Tag Archives: pol roger

Champagne: time for the bubble to burst?

Us Brits, we love our Champagne. More than ever, it seems, with imports up 16.3% in 2010 to 35.5 million bottles. That’s more than twice as many bubbles as America, with their Hollywoods and their New Yorks and their Texan oil barons and Wall Streets and all their very many people. The link between celebrating and popping champagne corks is unbreakable, one of the great public relations triumphs of all time. But it is something that leaves me utterly perplexed.

Last week the Champagne Bureau put on their annual tasting in London’s historic, astonishingly well-placed and bewilderingly lavishly ceilinged Banqueting House. Eighty-three producers, 250 wines, 3,000 bottles opened and one over-riding reaction: a lot of this stuff really stinks.

It can be so aggressive, attacking you with a triple whammy of ultra-cold temperatures, wild acidity and tiny, vivacious and bountiful bubbles, and then socking you with madcap fruitiness, all before letting you down with a bitter aftertaste. At its worst, and I’d probably put a good 25% of what I tried in that category (easily outweighing the ones that seemed genuinely pleasurable), this is some of the most unpleasant wine that you can get. The only good thing about a lot of champagne is that, unlike other disgusting wine, you can get away with mixing it with something actually nice, like orange juice, or just shaking it a lot until it pours itself over the floor and you can get rid of it using a mop.

I tasted just a fraction of the wines on show. Perhaps I was simply unlucky. But the Wine Society’s Marcel Orford-Williams, who approached the tasting somewhat more systematically than myself (I spent a good 20 minutes just wondering around marvelling at the number of champagne bottles around, and then I noticed the ceiling – “the most important painting set within an architectural context in England”, says TV historian David Starkey – which was another 20 minutes, and I only had an hour or so), used the word “horrid” to describe the wines of 23 different producers. Readers are exhorted to “leave alone” the offerings of a further eight, seven are either “awful” or “dreadful”, there’s a “dire” and one “unspeakably nasty”. Perhaps I was lucky – the worst vintage champagne I tried, a 1998 from Arlaux (at £60 a bottle), got a relatively enthusiastic “barely decent”. Some people have criticised his brevity and bluntness, but I was there. I tasted the same old rubbish, or at least some of it. Tim Atkin, without being so blunt, said that “the average quality was disappointing”.

This wasn’t supermarket own-brand rubbish, either. This was top-end stuff, the cheapest of it fetching the kind of prices that would pretty much guarantee you some degree of excellence from any other corner of the wine world.

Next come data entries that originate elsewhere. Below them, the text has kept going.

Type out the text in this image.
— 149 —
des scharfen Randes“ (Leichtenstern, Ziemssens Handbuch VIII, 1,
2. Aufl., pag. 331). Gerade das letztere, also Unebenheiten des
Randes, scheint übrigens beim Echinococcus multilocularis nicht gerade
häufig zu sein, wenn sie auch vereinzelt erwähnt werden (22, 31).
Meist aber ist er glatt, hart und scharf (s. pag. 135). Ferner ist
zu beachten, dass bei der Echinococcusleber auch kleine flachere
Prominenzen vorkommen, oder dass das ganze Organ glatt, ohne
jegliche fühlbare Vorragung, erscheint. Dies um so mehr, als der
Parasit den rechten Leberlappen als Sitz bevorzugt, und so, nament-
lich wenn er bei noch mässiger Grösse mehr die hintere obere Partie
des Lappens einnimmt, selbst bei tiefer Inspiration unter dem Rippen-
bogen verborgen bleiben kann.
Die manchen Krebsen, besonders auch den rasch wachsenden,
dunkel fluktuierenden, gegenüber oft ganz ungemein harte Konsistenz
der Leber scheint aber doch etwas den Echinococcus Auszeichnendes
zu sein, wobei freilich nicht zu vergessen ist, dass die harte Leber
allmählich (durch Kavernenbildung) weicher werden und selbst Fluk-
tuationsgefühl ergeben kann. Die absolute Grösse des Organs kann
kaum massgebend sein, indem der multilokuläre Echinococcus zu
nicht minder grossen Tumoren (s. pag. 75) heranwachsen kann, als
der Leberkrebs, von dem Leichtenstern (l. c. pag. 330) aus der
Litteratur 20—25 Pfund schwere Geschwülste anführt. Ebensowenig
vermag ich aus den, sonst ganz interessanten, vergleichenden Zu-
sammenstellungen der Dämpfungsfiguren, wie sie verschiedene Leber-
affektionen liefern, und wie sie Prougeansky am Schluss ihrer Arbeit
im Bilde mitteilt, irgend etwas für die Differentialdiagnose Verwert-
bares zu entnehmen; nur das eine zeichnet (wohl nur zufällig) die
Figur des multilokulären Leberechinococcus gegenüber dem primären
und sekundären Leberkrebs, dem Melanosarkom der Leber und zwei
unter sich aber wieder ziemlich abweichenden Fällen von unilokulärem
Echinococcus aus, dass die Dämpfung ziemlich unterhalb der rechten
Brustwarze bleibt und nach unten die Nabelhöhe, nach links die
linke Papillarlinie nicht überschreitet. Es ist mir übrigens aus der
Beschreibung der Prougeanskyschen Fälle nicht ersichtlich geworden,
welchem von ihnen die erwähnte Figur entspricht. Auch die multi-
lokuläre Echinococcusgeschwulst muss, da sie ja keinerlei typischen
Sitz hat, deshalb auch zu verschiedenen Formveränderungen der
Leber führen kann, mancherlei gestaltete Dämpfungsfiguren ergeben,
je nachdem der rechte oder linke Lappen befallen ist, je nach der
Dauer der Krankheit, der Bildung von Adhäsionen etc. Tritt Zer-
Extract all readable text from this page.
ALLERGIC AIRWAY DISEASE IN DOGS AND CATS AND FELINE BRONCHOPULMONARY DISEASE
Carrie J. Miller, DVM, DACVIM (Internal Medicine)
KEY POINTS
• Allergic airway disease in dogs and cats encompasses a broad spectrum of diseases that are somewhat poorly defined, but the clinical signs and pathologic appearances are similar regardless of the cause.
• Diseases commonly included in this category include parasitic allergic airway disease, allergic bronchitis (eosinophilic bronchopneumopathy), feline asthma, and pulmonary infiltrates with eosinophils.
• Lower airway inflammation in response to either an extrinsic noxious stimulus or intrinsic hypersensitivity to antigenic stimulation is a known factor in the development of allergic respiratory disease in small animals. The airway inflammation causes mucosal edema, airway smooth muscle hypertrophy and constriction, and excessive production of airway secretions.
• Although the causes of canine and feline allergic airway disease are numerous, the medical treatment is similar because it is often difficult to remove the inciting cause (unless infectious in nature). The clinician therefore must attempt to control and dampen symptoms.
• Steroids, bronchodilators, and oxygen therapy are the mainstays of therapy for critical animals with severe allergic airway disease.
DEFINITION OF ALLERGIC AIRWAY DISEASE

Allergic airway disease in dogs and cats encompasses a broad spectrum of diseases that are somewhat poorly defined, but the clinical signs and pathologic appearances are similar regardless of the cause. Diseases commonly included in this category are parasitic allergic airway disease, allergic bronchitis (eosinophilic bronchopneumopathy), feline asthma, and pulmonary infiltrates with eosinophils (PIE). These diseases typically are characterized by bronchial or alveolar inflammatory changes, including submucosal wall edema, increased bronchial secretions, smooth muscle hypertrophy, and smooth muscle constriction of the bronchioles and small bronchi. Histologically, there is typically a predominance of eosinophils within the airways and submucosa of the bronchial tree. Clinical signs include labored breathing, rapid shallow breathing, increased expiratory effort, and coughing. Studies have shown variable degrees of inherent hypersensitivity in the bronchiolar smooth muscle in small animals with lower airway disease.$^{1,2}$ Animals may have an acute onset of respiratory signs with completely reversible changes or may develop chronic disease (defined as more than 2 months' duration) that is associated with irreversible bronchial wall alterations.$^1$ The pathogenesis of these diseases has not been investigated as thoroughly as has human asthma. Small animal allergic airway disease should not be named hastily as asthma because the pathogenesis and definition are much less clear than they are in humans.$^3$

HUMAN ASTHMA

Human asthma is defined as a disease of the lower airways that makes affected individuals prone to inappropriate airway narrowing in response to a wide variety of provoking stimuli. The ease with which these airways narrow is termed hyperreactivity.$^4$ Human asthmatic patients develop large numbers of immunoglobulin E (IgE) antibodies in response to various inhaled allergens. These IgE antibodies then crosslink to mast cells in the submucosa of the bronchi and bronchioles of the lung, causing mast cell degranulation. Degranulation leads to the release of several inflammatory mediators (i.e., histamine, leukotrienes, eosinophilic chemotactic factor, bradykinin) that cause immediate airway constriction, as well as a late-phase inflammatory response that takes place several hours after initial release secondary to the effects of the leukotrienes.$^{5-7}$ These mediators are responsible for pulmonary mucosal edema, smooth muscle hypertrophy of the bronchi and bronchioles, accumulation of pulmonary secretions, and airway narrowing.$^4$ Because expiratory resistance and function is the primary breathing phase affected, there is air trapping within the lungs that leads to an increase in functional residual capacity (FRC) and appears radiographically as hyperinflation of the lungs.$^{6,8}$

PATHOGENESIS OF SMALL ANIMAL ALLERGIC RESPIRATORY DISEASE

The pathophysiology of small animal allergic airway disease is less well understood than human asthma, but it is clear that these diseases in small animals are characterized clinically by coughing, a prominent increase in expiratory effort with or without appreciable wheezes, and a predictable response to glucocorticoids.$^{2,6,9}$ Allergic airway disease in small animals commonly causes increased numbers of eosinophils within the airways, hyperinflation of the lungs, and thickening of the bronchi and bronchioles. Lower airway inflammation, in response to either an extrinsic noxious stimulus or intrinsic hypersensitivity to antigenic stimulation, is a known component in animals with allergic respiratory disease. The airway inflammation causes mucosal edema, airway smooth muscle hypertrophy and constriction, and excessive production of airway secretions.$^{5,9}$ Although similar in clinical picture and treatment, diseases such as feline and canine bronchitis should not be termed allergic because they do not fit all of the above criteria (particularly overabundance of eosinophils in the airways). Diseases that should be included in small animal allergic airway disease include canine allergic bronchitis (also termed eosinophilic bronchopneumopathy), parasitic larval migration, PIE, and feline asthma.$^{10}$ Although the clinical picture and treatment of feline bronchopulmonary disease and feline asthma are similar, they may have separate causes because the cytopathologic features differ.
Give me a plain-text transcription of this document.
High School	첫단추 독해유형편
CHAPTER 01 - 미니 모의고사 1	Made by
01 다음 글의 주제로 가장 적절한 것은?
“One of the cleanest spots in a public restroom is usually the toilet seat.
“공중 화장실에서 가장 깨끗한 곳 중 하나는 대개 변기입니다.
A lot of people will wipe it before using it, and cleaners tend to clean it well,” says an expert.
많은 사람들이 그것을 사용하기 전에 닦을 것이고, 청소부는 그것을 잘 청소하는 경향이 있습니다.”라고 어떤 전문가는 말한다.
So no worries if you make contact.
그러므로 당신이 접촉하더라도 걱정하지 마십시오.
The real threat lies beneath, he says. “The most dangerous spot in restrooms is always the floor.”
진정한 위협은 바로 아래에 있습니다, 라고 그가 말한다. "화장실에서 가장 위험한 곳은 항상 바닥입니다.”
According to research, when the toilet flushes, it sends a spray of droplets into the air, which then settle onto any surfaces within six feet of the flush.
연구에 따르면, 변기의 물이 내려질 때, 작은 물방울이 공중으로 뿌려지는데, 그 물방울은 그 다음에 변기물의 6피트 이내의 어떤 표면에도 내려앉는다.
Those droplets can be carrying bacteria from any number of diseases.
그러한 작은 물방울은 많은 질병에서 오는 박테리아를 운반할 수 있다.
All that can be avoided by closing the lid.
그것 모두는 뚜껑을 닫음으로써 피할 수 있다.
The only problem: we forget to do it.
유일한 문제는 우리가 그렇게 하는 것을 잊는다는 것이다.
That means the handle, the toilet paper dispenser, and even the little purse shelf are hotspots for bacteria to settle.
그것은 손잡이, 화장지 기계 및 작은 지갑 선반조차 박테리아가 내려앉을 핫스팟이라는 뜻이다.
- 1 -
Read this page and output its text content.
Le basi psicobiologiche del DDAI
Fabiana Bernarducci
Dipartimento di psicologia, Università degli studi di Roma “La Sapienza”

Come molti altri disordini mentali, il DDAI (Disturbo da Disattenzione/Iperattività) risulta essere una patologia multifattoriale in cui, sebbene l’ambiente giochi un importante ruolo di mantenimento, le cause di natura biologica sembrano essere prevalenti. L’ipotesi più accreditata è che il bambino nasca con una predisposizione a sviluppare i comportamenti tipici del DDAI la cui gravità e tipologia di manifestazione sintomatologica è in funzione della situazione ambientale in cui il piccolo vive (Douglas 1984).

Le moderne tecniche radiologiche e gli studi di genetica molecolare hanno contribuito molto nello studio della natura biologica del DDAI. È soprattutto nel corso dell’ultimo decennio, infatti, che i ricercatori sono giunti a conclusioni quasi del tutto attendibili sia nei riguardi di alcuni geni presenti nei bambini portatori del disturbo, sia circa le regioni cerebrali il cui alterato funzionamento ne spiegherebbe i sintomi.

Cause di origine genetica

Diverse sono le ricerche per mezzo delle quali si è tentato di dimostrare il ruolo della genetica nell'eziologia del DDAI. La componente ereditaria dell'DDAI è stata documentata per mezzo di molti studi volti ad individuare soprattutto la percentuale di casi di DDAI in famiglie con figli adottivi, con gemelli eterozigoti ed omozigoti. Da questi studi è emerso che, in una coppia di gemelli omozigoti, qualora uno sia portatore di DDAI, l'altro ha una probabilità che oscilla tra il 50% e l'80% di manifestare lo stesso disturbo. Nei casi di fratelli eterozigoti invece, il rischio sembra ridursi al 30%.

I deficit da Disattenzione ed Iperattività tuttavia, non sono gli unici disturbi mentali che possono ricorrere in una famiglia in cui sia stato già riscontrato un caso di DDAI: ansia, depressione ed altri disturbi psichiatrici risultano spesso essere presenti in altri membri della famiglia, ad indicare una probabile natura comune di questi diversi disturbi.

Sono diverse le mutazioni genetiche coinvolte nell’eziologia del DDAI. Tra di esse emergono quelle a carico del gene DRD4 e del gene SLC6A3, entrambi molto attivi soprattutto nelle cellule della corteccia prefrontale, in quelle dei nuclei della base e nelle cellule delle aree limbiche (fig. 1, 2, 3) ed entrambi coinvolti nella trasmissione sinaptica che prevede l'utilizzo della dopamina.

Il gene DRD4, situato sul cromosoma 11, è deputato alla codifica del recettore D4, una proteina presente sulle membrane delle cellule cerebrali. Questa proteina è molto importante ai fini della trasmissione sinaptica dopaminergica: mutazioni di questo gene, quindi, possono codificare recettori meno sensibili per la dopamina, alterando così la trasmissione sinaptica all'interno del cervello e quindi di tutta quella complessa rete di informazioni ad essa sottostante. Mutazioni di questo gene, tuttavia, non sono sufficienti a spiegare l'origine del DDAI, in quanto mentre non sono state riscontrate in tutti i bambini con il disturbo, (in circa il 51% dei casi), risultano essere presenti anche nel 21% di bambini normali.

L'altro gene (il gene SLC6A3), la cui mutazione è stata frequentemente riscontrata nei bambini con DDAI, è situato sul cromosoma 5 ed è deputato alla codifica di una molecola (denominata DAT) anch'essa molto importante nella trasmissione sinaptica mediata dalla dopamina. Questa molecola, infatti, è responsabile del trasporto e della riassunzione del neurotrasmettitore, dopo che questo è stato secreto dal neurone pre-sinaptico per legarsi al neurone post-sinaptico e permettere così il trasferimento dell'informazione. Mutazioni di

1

But it wasn’t all bad. Pol Roger, my favourite major Champagne house, didn’t disappoint, from their “basic” house champagne through the vintage to their famed but pricey Cuvee Winston Churchill (the first time I’d tried it) they showed how good Champagne can be – relaxed, complex, nuanced, genuinely luxurious.

But in the main, there were only two things to marvel at – the ceilings, and the idea that us Brits, so reticent to shell out a penny over a fiver for ordinary table wine, will gladly pay £20 or more for such nastiness, and still consider it a cause for celebration.